With shells using readline-style libraries now, there are NO programs left that use the TTY in anything other than uncooked mode (programs like cat that are mostly used as destinations of pipes do not count!). It does seem like it is time to scrap this. This would also allow "pty" to be scrapped as well, because you could use plain old pipes for this.
There should be a trivial uncooked raw io interface that you open as "/dev/newtty" or whatever. The drivers should be about 10 lines long I think.
The old tty/pty interface should be a CUSE api of some sort that emulates it atop the new interface. And that can be vastly reduced. For instance we can scrap the entire key assignment thing, as nobody ever alters it, and finally (after almost 4 decades!) get both Backspace and Delete to work at the same time!
Posted Aug 6, 2009 15:27 UTC (Thu) by forthy (guest, #1525)
[Link]
Yes, I remember that when I started writing a Forth on Unix nearly 20
years ago. The tty interface is broken. Fundamentally. It's not even
fixable. Give me a proper tty interface instead, and dump the old one.
Write a CUSE driver for legacy applications.
Points I have to complain:
Obtain cursor position - impossible when the user types in
something at the same time, due to inherent race condition. The root cause
of this problem is terminal emulation. Whoever wants terminal emulation
should link to /lib/libvt100.so or whatever terminal he likes to
have.
raw/cooked mode and modes that persist over application changes: This
is insane. Give everybody raw terminal access by default and whoever wants
it cooked should link to /lib/libkitchen.so.
The Forth terminal model (that's what I wanted to adapt to Unix, and
still haven't found a way to do that stable and bug-free) is quite simple:
You can type text (which can be completely uninterpreted plain
characters), you can send a carriage return, clear the screen, position
the cursor, query the cursor position, (even more advanced: also the size
of the terminal; setting colors and styles would also be advanced), check
if there's a keyboard event available, obtain one and dispatch what
type of event that is (character, function key - note that the terminal
event model makes the terminal side of the pty a symmetric task to writing
the client side). This separates terminal
data (text) from terminal metadata (formatting, cursor positions, colors),
and therefore is sane interface design. Each of the functions does exactly
one thing, and does it right. Writing a Forth terminal driver for raw
hardware (or just GUI emulation) is a piece of cake. Writing it for Unix
is a PITA. If it is more complicated to do it through the OS than without,
there's something seriously wrong with the OS.

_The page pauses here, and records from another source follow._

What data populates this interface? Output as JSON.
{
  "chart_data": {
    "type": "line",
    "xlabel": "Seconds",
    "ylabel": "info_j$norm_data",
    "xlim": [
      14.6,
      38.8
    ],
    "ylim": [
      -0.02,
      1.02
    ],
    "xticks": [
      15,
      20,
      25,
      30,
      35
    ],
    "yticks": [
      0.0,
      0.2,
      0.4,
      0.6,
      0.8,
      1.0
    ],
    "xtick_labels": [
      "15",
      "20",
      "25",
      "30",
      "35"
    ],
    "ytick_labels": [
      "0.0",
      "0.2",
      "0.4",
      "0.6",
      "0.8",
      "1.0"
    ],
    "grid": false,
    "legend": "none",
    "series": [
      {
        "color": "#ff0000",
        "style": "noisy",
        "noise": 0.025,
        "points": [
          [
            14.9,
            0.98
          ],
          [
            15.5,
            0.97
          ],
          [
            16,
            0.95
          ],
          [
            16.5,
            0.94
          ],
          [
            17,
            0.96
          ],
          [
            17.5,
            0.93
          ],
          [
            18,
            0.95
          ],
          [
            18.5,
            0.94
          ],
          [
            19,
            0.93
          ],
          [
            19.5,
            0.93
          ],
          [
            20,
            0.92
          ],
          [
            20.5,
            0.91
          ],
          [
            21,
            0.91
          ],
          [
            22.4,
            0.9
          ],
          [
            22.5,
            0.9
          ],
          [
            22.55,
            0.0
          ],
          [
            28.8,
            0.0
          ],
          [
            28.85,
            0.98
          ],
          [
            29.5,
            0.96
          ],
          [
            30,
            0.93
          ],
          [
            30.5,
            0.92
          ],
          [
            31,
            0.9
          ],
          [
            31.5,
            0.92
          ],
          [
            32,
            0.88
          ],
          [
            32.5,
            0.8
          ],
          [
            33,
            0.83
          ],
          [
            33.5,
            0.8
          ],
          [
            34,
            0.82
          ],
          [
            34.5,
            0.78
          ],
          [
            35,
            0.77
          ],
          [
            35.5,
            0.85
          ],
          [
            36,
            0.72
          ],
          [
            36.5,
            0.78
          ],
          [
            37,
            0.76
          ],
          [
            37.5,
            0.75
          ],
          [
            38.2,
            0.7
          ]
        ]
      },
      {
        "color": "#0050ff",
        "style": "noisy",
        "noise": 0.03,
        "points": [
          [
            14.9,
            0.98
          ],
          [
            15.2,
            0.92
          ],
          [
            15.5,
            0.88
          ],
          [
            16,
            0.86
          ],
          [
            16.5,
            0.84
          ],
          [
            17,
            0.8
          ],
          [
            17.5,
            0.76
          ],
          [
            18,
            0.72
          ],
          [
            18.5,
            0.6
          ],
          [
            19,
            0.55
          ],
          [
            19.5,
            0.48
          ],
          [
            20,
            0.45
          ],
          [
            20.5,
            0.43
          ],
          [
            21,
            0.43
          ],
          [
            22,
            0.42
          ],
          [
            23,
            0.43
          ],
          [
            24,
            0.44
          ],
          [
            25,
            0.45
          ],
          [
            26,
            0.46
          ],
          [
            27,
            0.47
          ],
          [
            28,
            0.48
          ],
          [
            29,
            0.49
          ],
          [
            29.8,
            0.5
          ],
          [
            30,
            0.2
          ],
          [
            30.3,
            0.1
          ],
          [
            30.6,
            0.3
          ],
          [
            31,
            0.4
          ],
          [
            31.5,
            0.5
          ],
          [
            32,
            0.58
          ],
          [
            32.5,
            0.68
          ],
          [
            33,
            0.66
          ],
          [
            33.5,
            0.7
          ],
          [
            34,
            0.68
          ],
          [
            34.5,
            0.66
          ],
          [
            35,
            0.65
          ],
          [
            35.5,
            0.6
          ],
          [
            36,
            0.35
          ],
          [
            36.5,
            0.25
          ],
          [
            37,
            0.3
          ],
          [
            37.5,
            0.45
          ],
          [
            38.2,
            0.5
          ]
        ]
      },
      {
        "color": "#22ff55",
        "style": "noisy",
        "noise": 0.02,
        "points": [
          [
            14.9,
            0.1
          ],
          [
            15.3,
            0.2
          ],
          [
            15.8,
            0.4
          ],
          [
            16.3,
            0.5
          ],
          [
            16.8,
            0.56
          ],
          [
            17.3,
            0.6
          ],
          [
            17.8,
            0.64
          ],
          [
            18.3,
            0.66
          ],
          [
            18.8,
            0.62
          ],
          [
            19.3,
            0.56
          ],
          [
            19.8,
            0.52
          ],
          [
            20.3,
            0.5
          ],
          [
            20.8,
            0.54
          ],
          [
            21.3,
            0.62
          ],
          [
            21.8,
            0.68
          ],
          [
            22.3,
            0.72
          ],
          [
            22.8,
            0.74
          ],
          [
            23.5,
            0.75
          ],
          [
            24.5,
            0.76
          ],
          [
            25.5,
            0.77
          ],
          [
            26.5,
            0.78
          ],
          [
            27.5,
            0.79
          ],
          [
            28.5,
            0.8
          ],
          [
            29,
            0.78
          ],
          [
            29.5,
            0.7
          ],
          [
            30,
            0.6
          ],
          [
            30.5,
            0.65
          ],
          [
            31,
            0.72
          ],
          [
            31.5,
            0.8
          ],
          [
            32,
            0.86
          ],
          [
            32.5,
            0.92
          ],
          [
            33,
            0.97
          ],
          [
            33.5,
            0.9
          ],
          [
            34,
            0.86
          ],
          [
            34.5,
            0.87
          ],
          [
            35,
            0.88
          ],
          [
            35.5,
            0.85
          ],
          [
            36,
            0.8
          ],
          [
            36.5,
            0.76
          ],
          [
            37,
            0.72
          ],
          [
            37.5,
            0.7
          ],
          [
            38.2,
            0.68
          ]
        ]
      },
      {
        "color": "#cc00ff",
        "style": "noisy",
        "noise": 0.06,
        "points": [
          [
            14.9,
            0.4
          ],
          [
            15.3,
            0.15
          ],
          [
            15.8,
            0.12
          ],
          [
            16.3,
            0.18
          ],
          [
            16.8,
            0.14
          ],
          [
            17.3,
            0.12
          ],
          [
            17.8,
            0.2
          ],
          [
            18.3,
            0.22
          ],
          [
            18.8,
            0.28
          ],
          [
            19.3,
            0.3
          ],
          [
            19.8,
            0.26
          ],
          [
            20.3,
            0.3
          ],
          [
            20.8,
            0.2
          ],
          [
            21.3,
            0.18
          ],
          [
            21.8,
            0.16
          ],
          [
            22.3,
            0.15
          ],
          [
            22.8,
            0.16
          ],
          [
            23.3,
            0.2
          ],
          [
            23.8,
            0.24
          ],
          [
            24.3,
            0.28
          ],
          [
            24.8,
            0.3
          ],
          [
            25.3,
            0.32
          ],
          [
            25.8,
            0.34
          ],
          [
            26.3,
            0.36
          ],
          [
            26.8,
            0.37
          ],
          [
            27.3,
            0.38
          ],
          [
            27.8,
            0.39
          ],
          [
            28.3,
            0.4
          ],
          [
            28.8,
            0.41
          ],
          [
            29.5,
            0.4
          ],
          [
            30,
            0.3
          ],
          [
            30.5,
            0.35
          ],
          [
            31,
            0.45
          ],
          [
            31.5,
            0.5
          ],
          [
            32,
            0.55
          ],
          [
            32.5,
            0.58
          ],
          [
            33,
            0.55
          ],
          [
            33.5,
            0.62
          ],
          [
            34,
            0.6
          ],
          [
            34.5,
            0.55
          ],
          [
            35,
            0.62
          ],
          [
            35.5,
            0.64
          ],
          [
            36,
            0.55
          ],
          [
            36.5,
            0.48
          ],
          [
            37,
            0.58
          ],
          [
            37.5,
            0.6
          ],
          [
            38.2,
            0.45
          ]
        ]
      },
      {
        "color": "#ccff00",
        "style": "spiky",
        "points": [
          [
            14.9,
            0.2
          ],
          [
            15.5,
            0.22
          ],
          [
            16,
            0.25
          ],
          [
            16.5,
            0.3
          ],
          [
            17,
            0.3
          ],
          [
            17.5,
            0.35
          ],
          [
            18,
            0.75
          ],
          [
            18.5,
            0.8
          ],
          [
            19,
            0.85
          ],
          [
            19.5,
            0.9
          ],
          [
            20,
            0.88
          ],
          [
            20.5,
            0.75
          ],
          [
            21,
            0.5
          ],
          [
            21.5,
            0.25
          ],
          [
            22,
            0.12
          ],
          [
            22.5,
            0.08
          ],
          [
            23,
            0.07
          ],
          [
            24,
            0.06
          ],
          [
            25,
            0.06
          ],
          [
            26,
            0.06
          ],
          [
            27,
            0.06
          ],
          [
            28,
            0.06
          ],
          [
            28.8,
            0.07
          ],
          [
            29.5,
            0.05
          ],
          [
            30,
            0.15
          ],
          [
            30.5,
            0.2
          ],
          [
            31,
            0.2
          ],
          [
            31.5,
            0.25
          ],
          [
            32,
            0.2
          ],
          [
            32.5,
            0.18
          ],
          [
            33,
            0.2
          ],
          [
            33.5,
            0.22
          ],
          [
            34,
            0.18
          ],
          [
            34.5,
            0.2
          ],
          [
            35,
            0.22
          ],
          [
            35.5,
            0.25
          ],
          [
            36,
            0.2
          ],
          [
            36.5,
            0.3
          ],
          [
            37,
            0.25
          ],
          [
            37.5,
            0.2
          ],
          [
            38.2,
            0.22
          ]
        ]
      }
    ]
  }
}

If you happen to have a real terminal (old greenish CRT attached to a
RS232 cable), you have to translate the metadata into data, and adapt to
the terminal emulation (vt100 or any other of 1000 terminal "standards").
This ought to be an intermediate layer, provided by the system, not by the
application. In Unix, you can't position the cursor just by calling an
ioctl(). You have to use termcaps to find out which arcane set of string
will position the cursor for you, or use one or the other arcane library
([n]curses is arcane) to do it for you.
Why not fix the tty interface?
Posted Aug 12, 2009 18:55 UTC (Wed) by yuhong (guest, #57183)
[Link]
Well, the good news is that Plan 9 gets rid of this tty mess altogether.